I have an unusual situation and need some help. I have 6- 1.5hp pump motors that are 350' away from the drives. The drives are all located in one enclosure.I was curious if a seperate conduit run is needed for each motor. I have never done this in the past due to inductive coupling.
I do not know the VFD manufacture or have any info on the drives. The motors are located in a Class 1 div 1 area and I am looking to cut down on conduits.

Charlie


----------



## MDShunk (Jan 7, 2007)

Nope, but you're going to need load reactors and you should run VFD cable. 

C1D1... that sucks. Otherwise, you could just run a nice cable tray. There's no cheap or easy way to do this.


----------



## Charlie K (Aug 14, 2008)

MDShunk said:


> Nope, but you're going to need load reactors and you should run VFD cable.
> 
> C1D1... that sucks. Otherwise, you could just run a nice cable tray. There's no cheap or easy way to do this.


Thanks Marc, thats what I figured. I bid it as six conduits I was just looking to save some material and labor.

Charlie


----------



## MDShunk (Jan 7, 2007)

You can run a couple in each conduit, but if you're pulling drive cable, you probably don't want to subject yourself to that misery.


----------



## John Valdes (May 17, 2007)

I don't ever like to share a conduit feeding a motor from a VFD. I would run separate conduits and use THHN. Save your money on the over priced VFD cable, and buy conduit instead.
I would do a VD calculation (350') and increase the conductors as required. I would use load reactors as close to the motors as possible. I would pull an EGC in the conduit also.

I would also consider line reactors if you can get the customer on board. If they are familiar with VFD's, then they will tell you they want line reactors. Some VFD's have the line reactor included (built in) and some manufacturers will sell the line reactor at reduced cost or free if you buy the motor and drive from them. I know Baldor used to give you the line reactor for 1/2 price if you bought the drive from them and they would give it to you for free if you bought drive and motor from them? I am not certain. I would check that out.
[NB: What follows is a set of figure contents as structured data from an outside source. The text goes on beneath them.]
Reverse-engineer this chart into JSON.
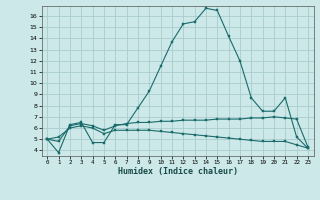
{
  "xlabel": "Humidex (Indice chaleur)",
  "background_color": "#cce8e8",
  "grid_color": "#aacccc",
  "line_color": "#1a6b6b",
  "xlim": [
    -0.5,
    23.5
  ],
  "ylim": [
    3.5,
    16.9
  ],
  "xticks": [
    0,
    1,
    2,
    3,
    4,
    5,
    6,
    7,
    8,
    9,
    10,
    11,
    12,
    13,
    14,
    15,
    16,
    17,
    18,
    19,
    20,
    21,
    22,
    23
  ],
  "yticks": [
    4,
    5,
    6,
    7,
    8,
    9,
    10,
    11,
    12,
    13,
    14,
    15,
    16
  ],
  "line1_y": [
    5.0,
    3.8,
    6.3,
    6.5,
    4.7,
    4.7,
    6.3,
    6.3,
    7.8,
    9.3,
    11.5,
    13.7,
    15.3,
    15.5,
    16.7,
    16.5,
    14.2,
    12.0,
    8.7,
    7.5,
    7.5,
    8.7,
    5.2,
    4.2
  ],
  "line2_y": [
    5.0,
    4.8,
    6.2,
    6.4,
    6.2,
    5.8,
    6.2,
    6.4,
    6.5,
    6.5,
    6.6,
    6.6,
    6.7,
    6.7,
    6.7,
    6.8,
    6.8,
    6.8,
    6.9,
    6.9,
    7.0,
    6.9,
    6.8,
    4.3
  ],
  "line3_y": [
    5.0,
    5.2,
    6.0,
    6.2,
    6.0,
    5.5,
    5.8,
    5.8,
    5.8,
    5.8,
    5.7,
    5.6,
    5.5,
    5.4,
    5.3,
    5.2,
    5.1,
    5.0,
    4.9,
    4.8,
    4.8,
    4.8,
    4.5,
    4.2
  ]
}
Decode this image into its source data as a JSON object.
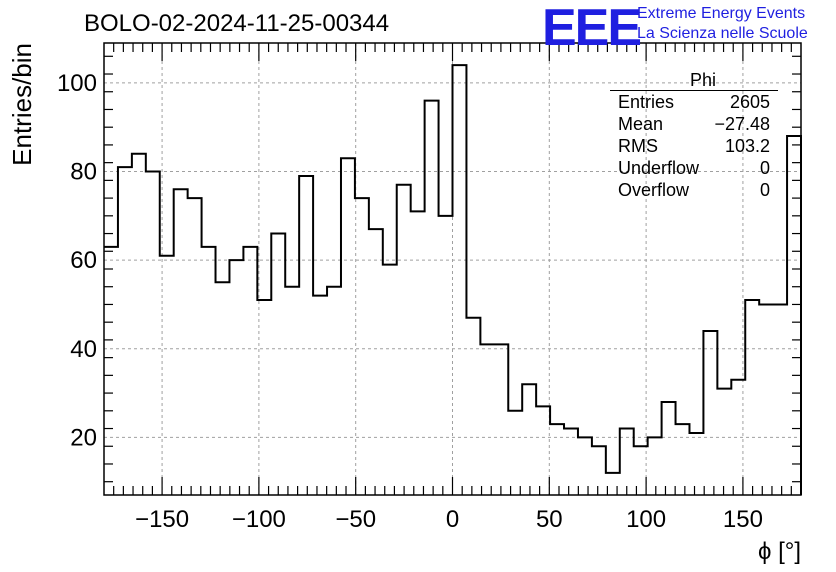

While you can compliantly run these motor circuits together in one or more conduits, I just do not like doing it, even with load reactors installed. We don't mix signaling cables so why mix VFD output power. I think you would just be asking for trouble.
Ask the drive manufacturer about this. Tell him drive cables are not in the picture so he does not try and sell you these cables.

Note: Pumps are variable torque loads and will allow you to reduce the VFD size. In a variable torque application, you generally drop a drive size. So you may only need a 1 HP drive for these 1.5 HP motors.


----------